Acknowledging the sensitivity of the issue, the Libro de la Coronación had explicitly allowed the King to go against custom – if he ‘preferred’ – and take the sword from the altar himself, without being given it by anyone else. Not surprisingly, that was the formula chosen by the artists commissioned to illustrate the book. And yet this was not enough for Alfonso. The solution found was an imagination prowess: to use an articulated image of the Apostle St James – still preserved – to get the blow directly from the saintly champion of the Reconquista. Alfonso felt empowered enough to take the crown from the altar himself, much like Napoleon would do centuries later. These scenes must have been as mind-blowing for those present as they are for modern historians puzzling.
But that is only one side of the story images tell us. If we look carefully at the visual narrative that accompanies the liturgical texts, one figure becomes conspicuous, and even more so if we compare the Libro de la Coronación to all the other coronation books. Queens have a very secondary role – if any – in them, with the exception of Jeanne of Bourbon in the Livre du Sacre made for Charles V of France, as argued by Claire Richter Sherman (1977) and Carra Ferguson O’Meara (2001: 153-79). And yet, Queen Maria of Portugal is depicted here in almost as many illustrations as Alfonso himself, a higher rate in comparison to the French king’s beloved wife. Her prominent presence becomes less strange when we remember that Iberian queens did have a share in ruling. Still, one becomes suspicious when realising that the ecclesiastic entrusted with the thorny duty of providing the liturgical materials for the Castilian coronation book was a Portuguese bishop, Raymond II of Coimbra. Proof that things may have gone too far for Alfonso and his advisors is that, in the actual coronation, the King not only crowned himself but also put the crown on his wife’s head. As it was going to happen in 1953, and with very different results, gender roles, political anxieties and marital strives were at stake behind the spectacular display of power.

Fig. 2: Santiago ‘del Espaldarazo’. Burgos, Royal Monastery of Las Huelgas (photo: Eloy García Quevedo, Exposición de Arte Retrospectivo de 1921). By kind permission of the Instituto de Enseñanza Secundaria Conde Diego de Porcelos, Burgos.

Fig. 3: Alfonso XI and María de Portugal kneeling in prayer. Libro de la Coronación (Escorial, &.III.3, fol. 19r) © Patrimonio Nacional.
References:
Bonne, Jean-Claude, ‘Images du sacre’, Le Sacre royal à l’époque de Saint Louis, ed. by Jacques Le Goff et al (Paris: Gallimard, 2001), 91-226.

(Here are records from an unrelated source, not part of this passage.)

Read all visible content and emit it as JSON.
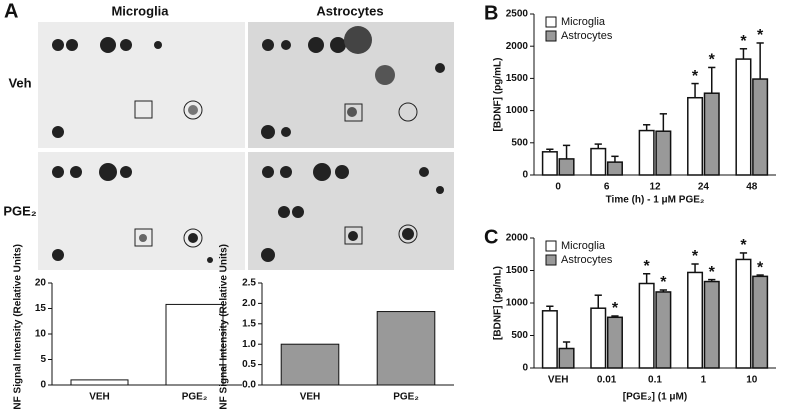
{
  "figure": {
    "panels": [
      "A",
      "B",
      "C"
    ],
    "blot_columns": [
      "Microglia",
      "Astrocytes"
    ],
    "blot_rows": [
      "Veh",
      "PGE₂"
    ]
  },
  "chart_data": [
    {
      "type": "bar",
      "ylabel": "BDNF Signal Intensity (Relative Units)",
      "categories": [
        "VEH",
        "PGE₂"
      ],
      "values": [
        1,
        15.8
      ],
      "color": "#ffffff",
      "ylim": [
        0,
        20
      ],
      "yticks": [
        0,
        5,
        10,
        15,
        20
      ]
    },
    {
      "type": "bar",
      "ylabel": "BDNF Signal Intensity (Relative Units)",
      "categories": [
        "VEH",
        "PGE₂"
      ],
      "values": [
        1,
        1.8
      ],
      "color": "#999999",
      "ylim": [
        0,
        2.5
      ],
      "yticks": [
        {
          "value": 0,
          "label": "0.0"
        },
        {
          "value": 0.5,
          "label": "0.5"
        },
        {
          "value": 1,
          "label": "1.0"
        },
        {
          "value": 1.5,
          "label": "1.5"
        },
        {
          "value": 2,
          "label": "2.0"
        },
        {
          "value": 2.5,
          "label": "2.5"
        }
      ]
    },
    {
      "type": "grouped-bar",
      "ylabel": "[BDNF] (pg/mL)",
      "xlabel": "Time (h) - 1 μM PGE₂",
      "categories": [
        "0",
        "6",
        "12",
        "24",
        "48"
      ],
      "series": [
        {
          "name": "Microglia",
          "color": "#ffffff",
          "values": [
            360,
            410,
            690,
            1200,
            1800
          ],
          "errors": [
            40,
            70,
            90,
            220,
            160
          ],
          "significance": [
            null,
            null,
            null,
            "*",
            "*"
          ]
        },
        {
          "name": "Astrocytes",
          "color": "#999999",
          "values": [
            250,
            200,
            680,
            1270,
            1490
          ],
          "errors": [
            210,
            90,
            270,
            400,
            560
          ],
          "significance": [
            null,
            null,
            null,
            "*",
            "*"
          ]
        }
      ],
      "ylim": [
        0,
        2500
      ],
      "yticks": [
        0,
        500,
        1000,
        1500,
        2000,
        2500
      ]
    },
    {
      "type": "grouped-bar",
      "ylabel": "[BDNF] (pg/mL)",
      "xlabel": "[PGE₂] (1 μM)",
      "categories": [
        "VEH",
        "0.01",
        "0.1",
        "1",
        "10"
      ],
      "series": [
        {
          "name": "Microglia",
          "color": "#ffffff",
          "values": [
            880,
            920,
            1300,
            1470,
            1670
          ],
          "errors": [
            70,
            200,
            150,
            130,
            100
          ],
          "significance": [
            null,
            null,
            "*",
            "*",
            "*"
          ]
        },
        {
          "name": "Astrocytes",
          "color": "#999999",
          "values": [
            300,
            780,
            1170,
            1330,
            1410
          ],
          "errors": [
            100,
            20,
            30,
            30,
            20
          ],
          "significance": [
            null,
            "*",
            "*",
            "*",
            "*"
          ]
        }
      ],
      "ylim": [
        0,
        2000
      ],
      "yticks": [
        0,
        500,
        1000,
        1500,
        2000
      ]
    }
  ]
}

Linehan, Peter, ‘Alfonso XI of Castile and the Arm of Santiago (with a Note on the Pope’s Foot)’, The Processes of Politics and the Rule of Law (Aldershot: Ashgate, 2002), 121-46.
O’Meara, Carra Ferguson, Monarchy and Consent: The Coronation Book of Charles V of France: British Library MS Tiberius B VIII (London: Harvey Miller, 2001).
Sherman, Claire Richter, ‘The Queen in Charles V’s Coronation Book: Jeanne de Bourbon and the Ordo ad reginam benedicendam’, Viator 8 (1977), 262-266.